Wie alle Bücher aus dieser Reihe sind auch die "Wälder des Tieflandes und der Mittelgebirge" aus sehr spezifisch geobotanischer Sicht beschrieben. Für Nicht-Botaniker schwer verdaulich.
Dennoch (!) ein gutes und umfangreiches Buch, welches sich ausführlich mit den geschichtlichen, ökosystemaren, vegetationskundlichen und naturschutzrelevanten Aspekten der Wälder befasst.
Ein einleitender Teil setzt sich mit folgenden Themen auseinander:
- Überblick über die Vegetationsgeschichtliche, Nutzungsgeschichte, Wälder als Ökosysteme.
Sodann folgen Einzelkapitel über die Waldgesellschaften:
- Buchen- und Buchen-Mischwälder,
- Eichen-und Eichen-Mischwälder,
- Edellaubwälder,
- Nadelmischwälder mit Tanne,
- Fichten-Wälder,
- Kiefern-Wälder.
Diese Kapitel befassen sich jeweils mit der Verbreitung, Struktur, Artenzusammensetzung und Systematik sowie den Abhängigkeiten von Boden, Wasserhaushalt, Nutzung und Klima. Zum Verständnis der Waldgesellschaften und -biotoptypen sehr umfangreiche und gute Dsrtellungen. Ohne Liste der deutschen neben den wissenschaftlichen Artennamen ist der "botanische Laie" hier allerdings ziemlich aufgeschmissen.

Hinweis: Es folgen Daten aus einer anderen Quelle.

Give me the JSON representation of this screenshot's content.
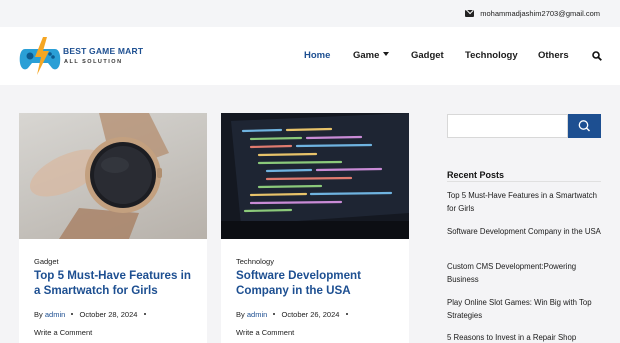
{
  "topbar": {
    "email": "mohammadjashim2703@gmail.com"
  },
  "logo": {
    "title": "BEST GAME MART",
    "subtitle": "ALL SOLUTION"
  },
  "nav": {
    "items": [
      {
        "label": "Home",
        "active": true
      },
      {
        "label": "Game",
        "active": false
      },
      {
        "label": "Gadget",
        "active": false
      },
      {
        "label": "Technology",
        "active": false
      },
      {
        "label": "Others",
        "active": false
      }
    ]
  },
  "posts": [
    {
      "category": "Gadget",
      "title": "Top 5 Must-Have Features in a Smartwatch for Girls",
      "by": "By",
      "author": "admin",
      "date": "October 28, 2024",
      "comment": "Write a Comment"
    },
    {
      "category": "Technology",
      "title": "Software Development Company in the USA",
      "by": "By",
      "author": "admin",
      "date": "October 26, 2024",
      "comment": "Write a Comment"
    }
  ],
  "sidebar": {
    "search_placeholder": "",
    "recent_title": "Recent Posts",
    "recent": [
      "Top 5 Must-Have Features in a Smartwatch for Girls",
      "Software Development Company in the USA",
      "Custom CMS Development:Powering Business",
      "Play Online Slot Games: Win Big with Top Strategies",
      "5 Reasons to Invest in a Repair Shop"
    ]
  },
  "colors": {
    "brand": "#1d4f91",
    "accent_logo": "#f5a623"
  },
  "icons": [
    "mail-icon",
    "chevron-down-icon",
    "search-icon"
  ]
}
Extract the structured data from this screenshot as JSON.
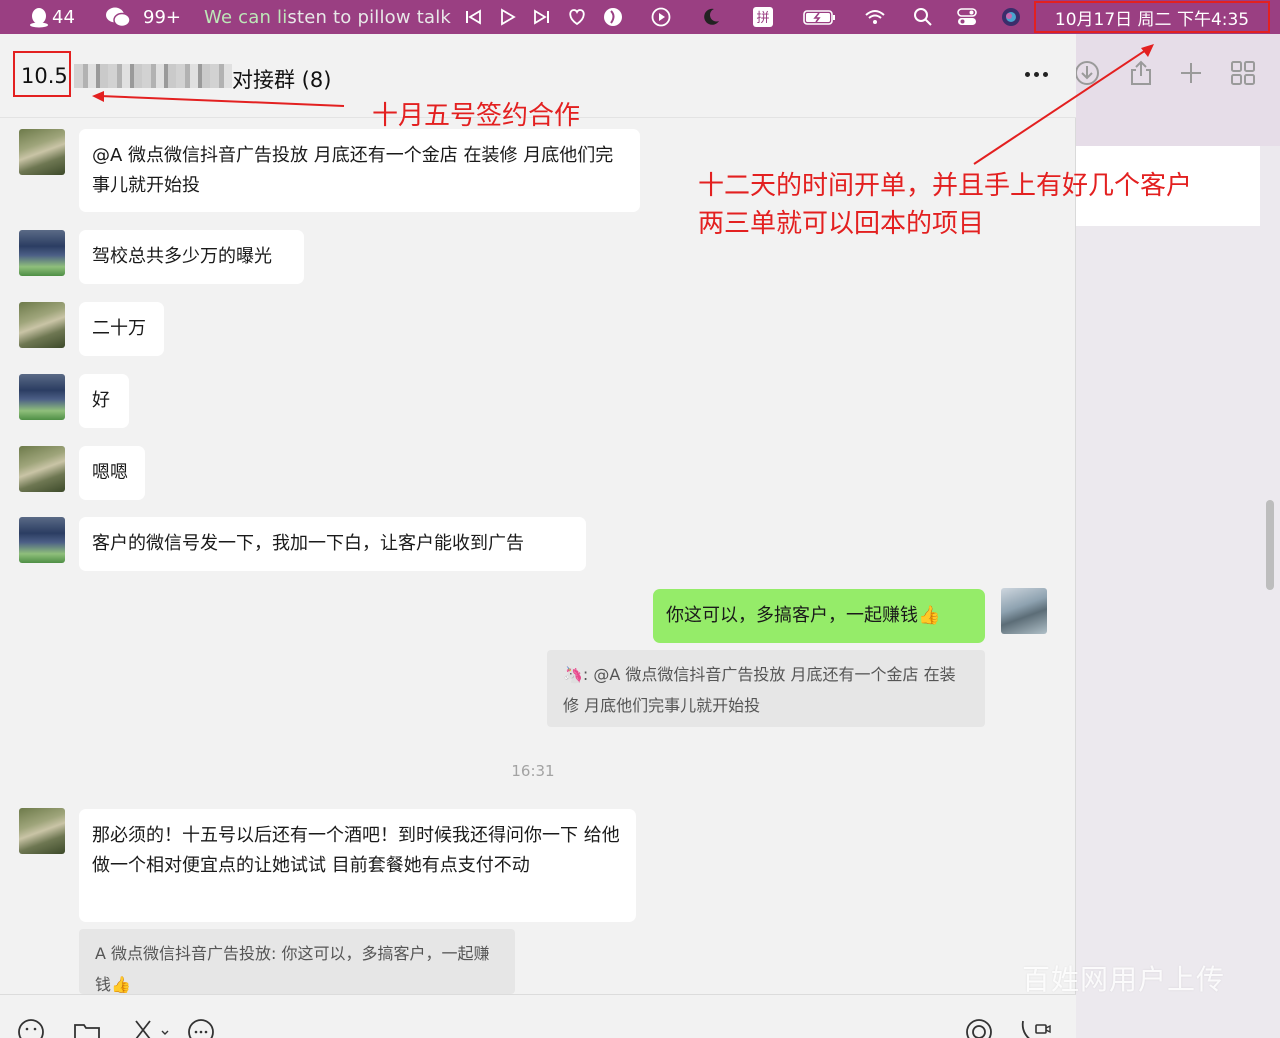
{
  "menubar": {
    "qq_count": "44",
    "wechat_count": "99+",
    "song_part1": "We can li",
    "song_part2": "sten to pillow talk",
    "datetime": "10月17日 周二 下午4:35"
  },
  "chat": {
    "title_prefix": "10.5",
    "title_suffix": "对接群 (8)",
    "messages": [
      {
        "text": "@A 微点微信抖音广告投放  月底还有一个金店 在装修 月底他们完事儿就开始投"
      },
      {
        "text": "驾校总共多少万的曝光"
      },
      {
        "text": "二十万"
      },
      {
        "text": "好"
      },
      {
        "text": "嗯嗯"
      },
      {
        "text": "客户的微信号发一下，我加一下白，让客户能收到广告"
      },
      {
        "text": "你这可以，多搞客户，一起赚钱👍"
      },
      {
        "quote": "🦄: @A 微点微信抖音广告投放  月底还有一个金店 在装修 月底他们完事儿就开始投"
      },
      {
        "text": "那必须的！十五号以后还有一个酒吧！到时候我还得问你一下 给他做一个相对便宜点的让她试试 目前套餐她有点支付不动"
      },
      {
        "quote": "A 微点微信抖音广告投放: 你这可以，多搞客户，一起赚钱👍"
      }
    ],
    "time_separator": "16:31"
  },
  "annotations": {
    "sign_date": "十月五号签约合作",
    "line1": "十二天的时间开单，并且手上有好几个客户",
    "line2": "两三单就可以回本的项目"
  },
  "watermark": "百姓网用户上传",
  "colors": {
    "menubar": "#9a3f82",
    "annotation": "#e32020",
    "my_bubble": "#95ec69"
  }
}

Abschließend erfolgt ein kurzer Überblick zum Thema Wald und Naturschutz.
Hervorhebenswert sind die umfangreichen und aussagefähigen Abbildungen, die Karten, sowie die Vielzahl von Zeichnungen und Tabellen. Sehr gut ist das umfangreiche Literaturverzeichnis, und hilfreich ist das Artenregister im Anhang.
Was ich vermisse, ist die Betrachtung der Fauna der Wälder. Die Reihe steht zwar unter dem Titel "Ökosysteme Mitteleuropas aus geobotanischer Sicht", aber gehört dazu nicht wenigstens ein Exkurs in die Tierwelt? Trotz gegenteiliger Ankündigung im Vorwort von Herrn Prof. Pott (Hrsg.) fehlt das Thema Tiere leider völlig!
Die Reihe "Ökosysteme Mitteleuropas aus geobotanischer Sicht", und somit auch dieses Buch, gehören nicht zur Einführungsliteratur in Lebensräume oder Pflanzengesellschaften, sondern zur Fachliteratur für Botaniker. Deshalb: Empfehlung für Fachleute und solche, die es werden wollen. Weniger für den "Normalbürger", der mit Pflanzensoziologie und wissenschaftlichen Namen von Pflanzenarten und -gesellschaften weniger vertraut ist.